= Herbert A. Strauss =

American historian (1918–2005)

Herbert Arthur Strauss (1 June 1918, Würzburg, Germany – 11 March 2005, New York, NY) was a German-born American historian.

== Life ==
Strauss spent his youth in his home town of Würzburg, Bavaria. After school he began a commercial apprenticeship. In 1936 he moved to Berlin, where he headed the Nationale Jugendbüro at the Reichsvertretung der Deutschen Juden. From 1936 until its closure in 1942, he studied at the Hochschule für die Wissenschaft des Judentums in Berlin to prepare for his emigration to Palestine. In March 1942 he obtained his Abitur.

The planned and already approved emigration to Britain failed due to the outbreak of war in September 1939, and from autumn 1940 onwards he worked for the Jewish community in Berlin as an auxiliary Rabbi alongside his studies. In January 1942, he was obliged to do forced labor as a street sweeper. In order to escape the impending deportation, he went underground in October 1942 with his fiancée Lotte Kahle, his later wife. In June 1943 he managed to escape with the help of Luise Meier in Berlin, Elise Höfler and Josef Höfler from Gottmadingen across the green border into the canton of Schaffhausen, Switzerland. Both he (Über dem Abgrund) and his wife (Über den grünen Hüge) describe the years of persecution in a book. At the University of Bern he studied history and received his doctorate in 1946 under Werner Näf with the topic Staat, Bürger, Mensch. Die Grundrechtsdebatte der Deutschen Nationalversammlung zu Frankfurt 1848/49.

In 1946 he went to the USA and taught there as a professor of history at the City College of New York. In 1982, he was appointed to Technische Universität Berlin to become the founding director of the Zentrum für Antisemitismusforschung. In 1990 he returned to the USA; his successor at the Centre was Wolfgang Benz.

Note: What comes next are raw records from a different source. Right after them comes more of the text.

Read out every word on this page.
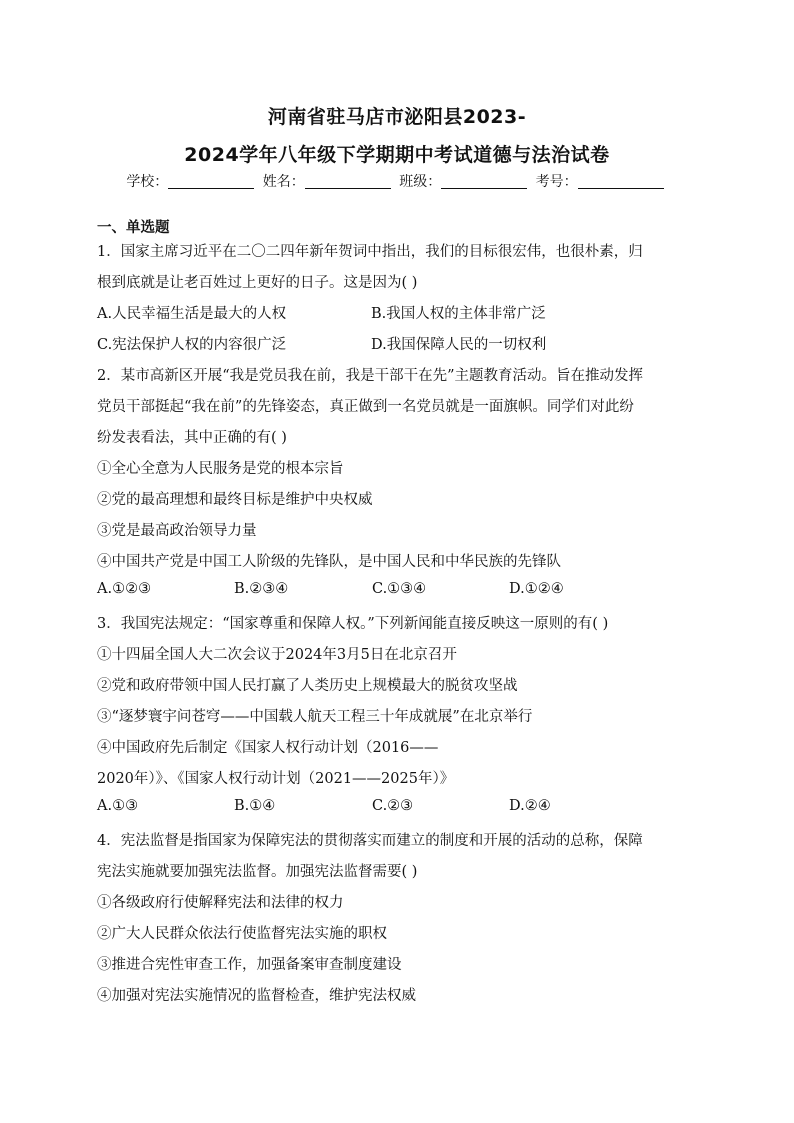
河南省驻马店市泌阳县2023-
2024学年八年级下学期期中考试道德与法治试卷
学校：	姓名：	班级：	考号：
一、单选题
1．国家主席习近平在二〇二四年新年贺词中指出，我们的目标很宏伟，也很朴素，归
根到底就是让老百姓过上更好的日子。这是因为( )
A.人民幸福生活是最大的人权	B.我国人权的主体非常广泛
C.宪法保护人权的内容很广泛	D.我国保障人民的一切权利
2．某市高新区开展“我是党员我在前，我是干部干在先”主题教育活动。旨在推动发挥
党员干部挺起“我在前”的先锋姿态，真正做到一名党员就是一面旗帜。同学们对此纷
纷发表看法，其中正确的有( )
①全心全意为人民服务是党的根本宗旨
②党的最高理想和最终目标是维护中央权威
③党是最高政治领导力量
④中国共产党是中国工人阶级的先锋队，是中国人民和中华民族的先锋队
A.①②③	B.②③④	C.①③④	D.①②④
3．我国宪法规定：“国家尊重和保障人权。”下列新闻能直接反映这一原则的有( )
①十四届全国人大二次会议于2024年3月5日在北京召开
②党和政府带领中国人民打赢了人类历史上规模最大的脱贫攻坚战
③“逐梦寰宇问苍穹——中国载人航天工程三十年成就展”在北京举行
④中国政府先后制定《国家人权行动计划（2016——
2020年）》、《国家人权行动计划（2021——2025年）》
A.①③	B.①④	C.②③	D.②④
4．宪法监督是指国家为保障宪法的贯彻落实而建立的制度和开展的活动的总称，保障
宪法实施就要加强宪法监督。加强宪法监督需要( )
①各级政府行使解释宪法和法律的权力
②广大人民群众依法行使监督宪法实施的职权
③推进合宪性审查工作，加强备案审查制度建设
④加强对宪法实施情况的监督检查，维护宪法权威
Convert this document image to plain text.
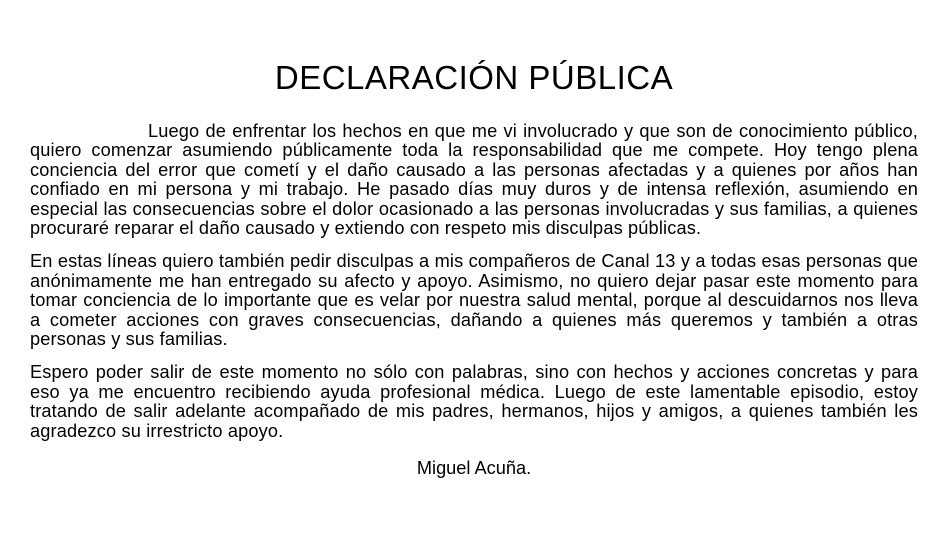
DECLARACIÓN PÚBLICA

Luego de enfrentar los hechos en que me vi involucrado y que son de conocimiento público, quiero comenzar asumiendo públicamente toda la responsabilidad que me compete. Hoy tengo plena conciencia del error que cometí y el daño causado a las personas afectadas y a quienes por años han confiado en mi persona y mi trabajo. He pasado días muy duros y de intensa reflexión, asumiendo en especial las consecuencias sobre el dolor ocasionado a las personas involucradas y sus familias, a quienes procuraré reparar el daño causado y extiendo con respeto mis disculpas públicas.

En estas líneas quiero también pedir disculpas a mis compañeros de Canal 13 y a todas esas personas que anónimamente me han entregado su afecto y apoyo. Asimismo, no quiero dejar pasar este momento para tomar conciencia de lo importante que es velar por nuestra salud mental, porque al descuidarnos nos lleva a cometer acciones con graves consecuencias, dañando a quienes más queremos y también a otras personas y sus familias.

Espero poder salir de este momento no sólo con palabras, sino con hechos y acciones concretas y para eso ya me encuentro recibiendo ayuda profesional médica. Luego de este lamentable episodio, estoy tratando de salir adelante acompañado de mis padres, hermanos, hijos y amigos, a quienes también les agradezco su irrestricto apoyo.

Miguel Acuña.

His social science research focused on Jewish emancipation, the history of science and emigration, and the politics of persecution.
Strauss died in New York at the age of 86.

== Writings ==
- Staat, Bürger, Mensch: Die Debatten der deutschen Nationalversammlung 1848/1849 über die Grundrechte (Berner Untersuchungen zur Allgemeinen Geschichte. (Issue 15). Sauerländer, Aarau 1946 (Dissertation, University of Bern).
- with Kurt Grosmann: Gegenwart im Rückblick. Festgabe für die Jüdische Gemeinde zu Berlin 25 Jahre nach dem Neubeginn. Stiehm, Heidelberg 1970.
- Biographisches Handbuch der deutschsprachigen Emigration nach 1933. K. G. Saur, München/New York/London/Paris 1980, ISBN 3-598-10087-6 (with Werner Röder, vol. I: Politik, Wirtschaft, öffentliches Leben) Google Books – Digitalization (in extracts).
- "Jewish Emigration from Germany. Nazi Policies and Jewish Responses", part I–II. In Leo Baeck Institute Year Book 25, 1980, , and Leo Baeck Institute Year Book 26, 1981, .
- edited with Norbert Kampe: Antisemitismus: von der Judenfeindschaft zum Holocaust. Bundeszentrale für Polit. Bildung, Bonn 1984 (Schriftenreihe der Bundeszentrale für Politische Bildung).
- edited with Christhard Hoffmann: Juden und Judentum in der Literatur. dtv, Munich 1985, ISBN 3-423-10513-5.
- Nationalsozialismus: Emigration. Deutsche Wissenschaftler nach 1933. Entlassung und Vertreibung. List of Displaced German Scholars 1936. Supplementary List of Displaced German Scholars 1937. The Emergency Committee in Aid of Displaced Foreign Scholars, Report 1941. Reprints, Technische Universität Berlin, Berlin 1987.
- Lerntage des Zentrums für Antisemitismusforschung VII: Lerntag über Ausländerpolitik 1989: Das Ende der Integration? with Werner Bergmann und Christhard Hoffmann, gemeinsam mit der Research Foundation for Jewish Immigration, New York – am 12. November 1989. TU Berlin, Berlin 1990.
- Über dem Abgrund. Eine jüdische Jugend in Deutschland 1918–1943. Campus Verlag, Frankfurt 1997, ISBN 3-593-35687-2.

==Books about Strauss ==
- Rainer Erb, Michael Schmidt (ed.): Antisemitismus und jüdische Geschichte: Studien zu Ehren von Herbert A. Strauss. Grußwort von Shepard Stone. Wissenschaftlicher Autorenverlag, Berlin 1987.